I will provide a transcript of an interview with [role/type of participant] about the job of [job-to-be-done definition].

Your task:
1. Read the transcript and identify every moment where the participant describes what success looks like, what could go wrong, what they measure or care about when performing any step of this job.
2. Convert each identified moment into a formal desired outcome statement using this format:
   [Direction] the [unit of measure] it takes to [object of control] [contextual clarifier]
   
   Directions: "minimize", "increase", "reduce the likelihood of"
   
3. Group the outcomes by job step (define, locate, prepare, confirm, execute, monitor, modify, conclude).
4. For each outcome, cite the exact quote from the transcript that supports it.

Rules:
- Every outcome must be measurable, solution-independent, and stable over time.
- Do not include feature requests, solutions, or product references.
- Do not use vague words like "easily", "better", "quickly" — be specific about what is being measured.
- Aim for 15-25 outcomes per interview.

Transcript:
[paste transcript here]

Prompt 2: Consolidate and de-duplicate outcome statements

You are consolidating outcome statements from [N] ODI interviews about the job of [job-to-be-done definition].

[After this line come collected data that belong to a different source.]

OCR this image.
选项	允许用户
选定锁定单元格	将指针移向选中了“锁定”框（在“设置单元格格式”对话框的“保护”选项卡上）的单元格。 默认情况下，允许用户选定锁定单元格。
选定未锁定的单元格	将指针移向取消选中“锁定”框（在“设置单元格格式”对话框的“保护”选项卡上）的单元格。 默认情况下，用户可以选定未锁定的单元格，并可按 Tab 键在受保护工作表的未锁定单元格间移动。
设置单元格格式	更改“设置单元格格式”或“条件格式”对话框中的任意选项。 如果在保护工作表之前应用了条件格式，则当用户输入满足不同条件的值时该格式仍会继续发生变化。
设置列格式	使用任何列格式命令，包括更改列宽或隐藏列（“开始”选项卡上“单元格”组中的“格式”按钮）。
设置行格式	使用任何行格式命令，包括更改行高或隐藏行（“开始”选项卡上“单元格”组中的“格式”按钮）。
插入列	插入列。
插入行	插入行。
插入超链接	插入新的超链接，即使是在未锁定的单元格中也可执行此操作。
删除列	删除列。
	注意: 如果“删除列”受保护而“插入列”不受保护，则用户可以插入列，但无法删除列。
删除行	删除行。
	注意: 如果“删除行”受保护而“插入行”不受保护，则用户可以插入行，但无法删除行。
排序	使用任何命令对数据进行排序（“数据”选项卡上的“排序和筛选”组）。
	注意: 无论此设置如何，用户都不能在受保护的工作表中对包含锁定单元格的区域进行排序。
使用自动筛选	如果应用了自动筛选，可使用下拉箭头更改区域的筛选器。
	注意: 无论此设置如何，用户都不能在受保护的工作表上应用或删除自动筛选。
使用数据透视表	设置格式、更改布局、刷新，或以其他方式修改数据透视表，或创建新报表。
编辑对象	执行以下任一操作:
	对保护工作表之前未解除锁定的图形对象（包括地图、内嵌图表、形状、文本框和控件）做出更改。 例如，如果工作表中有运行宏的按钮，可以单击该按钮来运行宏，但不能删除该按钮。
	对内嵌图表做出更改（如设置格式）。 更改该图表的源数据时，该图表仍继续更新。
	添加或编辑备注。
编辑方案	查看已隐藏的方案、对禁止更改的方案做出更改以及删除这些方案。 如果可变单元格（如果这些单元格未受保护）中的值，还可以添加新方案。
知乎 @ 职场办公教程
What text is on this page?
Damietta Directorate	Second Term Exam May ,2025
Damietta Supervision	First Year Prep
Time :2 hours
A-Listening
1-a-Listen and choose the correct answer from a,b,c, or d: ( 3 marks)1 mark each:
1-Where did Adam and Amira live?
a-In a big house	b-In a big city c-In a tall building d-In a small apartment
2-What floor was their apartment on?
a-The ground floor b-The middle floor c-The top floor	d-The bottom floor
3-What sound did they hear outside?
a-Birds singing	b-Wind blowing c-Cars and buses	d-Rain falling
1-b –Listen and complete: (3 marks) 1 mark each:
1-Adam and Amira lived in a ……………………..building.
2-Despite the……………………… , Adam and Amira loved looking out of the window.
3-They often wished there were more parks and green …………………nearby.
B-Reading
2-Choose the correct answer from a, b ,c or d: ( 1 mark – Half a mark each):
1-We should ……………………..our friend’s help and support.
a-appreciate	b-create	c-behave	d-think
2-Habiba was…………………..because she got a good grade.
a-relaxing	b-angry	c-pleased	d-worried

Below is the full list of [total number] raw outcome statements, grouped by interview.

Your task:
1. Identify outcomes that express the same underlying need in different words. Group them into clusters.
2. For each cluster, propose a single consolidated outcome statement that captures the core need in standard ODI format: [direction] the [metric] it takes to [object] [clarifier].
3. Flag any outcomes that violate ODI rules (solution-dependent, not measurable, vague, or unstable over time) and suggest fixes.
4. Organize the final list by job map step.
5. Produce a summary: total raw outcomes, total consolidated outcomes, outcomes per job step.

Target: 100-150 consolidated outcomes covering all steps of the job map.

Raw outcomes:
[paste all outcomes here]

Prompt 3: Analyze opportunity scores and identify top opportunities

I have completed an ODI survey for the job of [job-to-be-done definition] with [N] respondents rating [M] outcomes on importance (1-5) and satisfaction (1-5).

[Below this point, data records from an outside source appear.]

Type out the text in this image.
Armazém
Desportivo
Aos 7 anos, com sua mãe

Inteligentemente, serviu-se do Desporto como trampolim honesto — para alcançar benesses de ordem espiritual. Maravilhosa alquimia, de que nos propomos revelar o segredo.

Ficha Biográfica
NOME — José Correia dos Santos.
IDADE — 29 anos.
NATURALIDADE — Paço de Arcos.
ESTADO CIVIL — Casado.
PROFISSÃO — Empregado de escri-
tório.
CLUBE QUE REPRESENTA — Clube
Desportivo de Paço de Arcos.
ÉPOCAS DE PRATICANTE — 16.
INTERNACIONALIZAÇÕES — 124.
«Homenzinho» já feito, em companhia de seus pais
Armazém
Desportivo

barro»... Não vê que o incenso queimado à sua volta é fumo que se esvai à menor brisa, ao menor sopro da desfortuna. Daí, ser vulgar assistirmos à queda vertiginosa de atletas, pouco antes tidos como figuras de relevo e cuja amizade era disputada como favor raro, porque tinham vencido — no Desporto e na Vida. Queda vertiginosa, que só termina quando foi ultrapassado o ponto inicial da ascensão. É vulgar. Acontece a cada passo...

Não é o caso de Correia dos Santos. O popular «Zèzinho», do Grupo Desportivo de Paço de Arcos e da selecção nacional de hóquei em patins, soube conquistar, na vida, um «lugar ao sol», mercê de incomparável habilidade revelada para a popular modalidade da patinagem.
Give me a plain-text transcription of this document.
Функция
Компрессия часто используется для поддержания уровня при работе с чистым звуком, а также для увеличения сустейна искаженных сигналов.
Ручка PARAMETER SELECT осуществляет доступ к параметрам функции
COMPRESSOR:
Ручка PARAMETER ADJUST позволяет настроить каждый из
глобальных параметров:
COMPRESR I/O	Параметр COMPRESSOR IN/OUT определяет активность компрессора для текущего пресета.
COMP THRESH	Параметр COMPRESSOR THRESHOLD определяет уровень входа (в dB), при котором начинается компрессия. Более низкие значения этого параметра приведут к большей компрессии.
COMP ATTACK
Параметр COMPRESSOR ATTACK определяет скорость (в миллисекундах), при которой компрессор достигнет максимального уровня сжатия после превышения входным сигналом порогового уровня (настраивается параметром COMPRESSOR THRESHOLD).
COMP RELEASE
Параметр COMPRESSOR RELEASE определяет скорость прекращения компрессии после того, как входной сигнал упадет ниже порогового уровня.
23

The data is in [format: CSV/spreadsheet] with columns: outcome_id, outcome_text, job_step, mean_importance, mean_satisfaction.

Your task:
1. Calculate the opportunity score for each outcome: opportunity = importance + max(0, importance - satisfaction). Use the mean scores.
2. Rank all outcomes by opportunity score (highest first).
3. Identify the top 15 underserved outcomes (opportunity > 10) and explain why each represents an innovation opportunity.
4. Identify overserved outcomes (opportunity < 7, importance < 3) — these are candidates for cost reduction or feature removal.
5. Create a narrative summary for a product team: where is the market underserved? What themes emerge? What do the top opportunities have in common?
6. Suggest how to visualize this as an opportunity landscape chart.

Data:
[paste or attach data]

Prompt 4: Generate outcome-based segment profiles

I ran cluster analysis on ODI survey data for the job of [job-to-be-done definition]. The analysis identified [N] segments.

For each segment, I have:
- Segment size (% of respondents)
- Top 10 underserved outcomes (with opportunity scores)
- Top 5 overserved outcomes
- Demographic/behavioral profile data

Your task:
1. Name each segment with a descriptive label that captures its defining unmet need (not demographics).
2. Write a 2-3 paragraph profile for each segment: who they are, what they struggle with, what they do not care about, and what kind of product would win them.
3. Compare segments: which outcomes are shared across segments (table stakes) and which are unique to specific segments (differentiation opportunities)?
4. Recommend an innovation strategy for each segment: differentiated (many underserved outcomes), disruptive (overserved segment willing to trade features for simplicity/price), or dominant (both under and overserved outcomes).
5. Identify which segments represent the highest-value targets and why.